We opened the PDF with Chrome and this was our experience:
The email gave us an error message in German that told us we must open the PDF with Acrobat Reader. This should be a red flag for anyone because Acrobat Reader can do more potentially malicious actions with a PDF than Chrome on its own, like execute JavaScript. To see what damage the file could do, we ignored the red flags and opened the file with Acrobat Reader. The PDF opened an input from using Javascript that prompted us for our Amazon username and password, which we filled in with bogus information.
The PDF then displayed a security warning from Adobe. In the warning, after looking carefully, we could see the username and password in the URL, another red flag. As you can see in the warning below, the domain sellercentral[dot]amazon[dot]de[dot]A5793ERYGH40WW09[dot]oms3[dot]biz isn’t actually an Amazon domain but instead is a subdomain of oms3[dot]biz. Using subdomains to masquerade as a legitimate company is a common tactic in phishing attacks.
We clicked through the warning to continue our investigation. By clicking “Allow,” the PDF sent the email and password we entered to the attacker’s web server in a web request. The web request took us to what looked like an Amazon page, but hosted on OMS3[dot]biz. We have seen this type of attack before, but this specific one gets interesting. The page displayed a second form, asking us for our 2FA code from our phone. After we input our 2FA code we were sent to sellercentral.amazon.de the correct Amazon domain. In the meantime, the attacker in control of the phishing site would now have access to our Amazon account (if we used our real login credentials). Not only did we just give our username and password to them, but we suspect the server behind this phishing site has sent the username and password to Amazon to start the login process automatically.
This whole prosses runs in JavaScript while using the phishing sites mentioned. We performed a packet capture during this test and we can clearly see the username, password, and 2FA in clear text being sent to the phishing site.
This code gets sent as a HTML form after submitting the last form.
submitted=true&tel=2ndFactorCode&mfaSubmit=Submit
This malware showed an evolution in typical phishing attacks, using advance techniques to gather 2FA tokens in order to access the victim’s Amazon account.

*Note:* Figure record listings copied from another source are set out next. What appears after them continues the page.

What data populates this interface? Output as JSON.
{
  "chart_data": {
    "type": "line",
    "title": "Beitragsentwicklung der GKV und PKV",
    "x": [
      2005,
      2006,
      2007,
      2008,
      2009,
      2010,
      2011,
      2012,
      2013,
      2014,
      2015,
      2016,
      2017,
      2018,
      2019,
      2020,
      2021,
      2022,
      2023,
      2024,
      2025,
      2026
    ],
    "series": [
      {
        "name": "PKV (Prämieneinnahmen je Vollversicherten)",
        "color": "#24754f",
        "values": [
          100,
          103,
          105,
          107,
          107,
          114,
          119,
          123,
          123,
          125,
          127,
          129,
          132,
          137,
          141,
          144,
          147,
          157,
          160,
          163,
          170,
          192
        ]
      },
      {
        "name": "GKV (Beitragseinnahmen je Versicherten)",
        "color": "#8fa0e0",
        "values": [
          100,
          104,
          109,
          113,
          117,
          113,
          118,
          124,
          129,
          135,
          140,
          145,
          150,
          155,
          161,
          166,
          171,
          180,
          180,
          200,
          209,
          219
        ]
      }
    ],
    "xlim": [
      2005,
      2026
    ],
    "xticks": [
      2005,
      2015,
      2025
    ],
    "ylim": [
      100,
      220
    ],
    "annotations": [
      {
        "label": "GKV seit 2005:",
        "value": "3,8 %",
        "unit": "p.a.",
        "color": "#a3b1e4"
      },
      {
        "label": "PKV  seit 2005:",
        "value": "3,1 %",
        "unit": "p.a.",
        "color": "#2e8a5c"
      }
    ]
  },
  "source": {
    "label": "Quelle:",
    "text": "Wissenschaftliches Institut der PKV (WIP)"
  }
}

We suspect the attacker automated the backend to siphon money from the victim’s account for themselves. With 2FA becoming more widely adopted for logins, phishing attempts are getting more sophisticated when attempting to access your data. 2FA makes logins much more secure but no amount of security makes users completely safe. But if users know what to look for and don’t bypass warnings then we can get closer to being completely secured.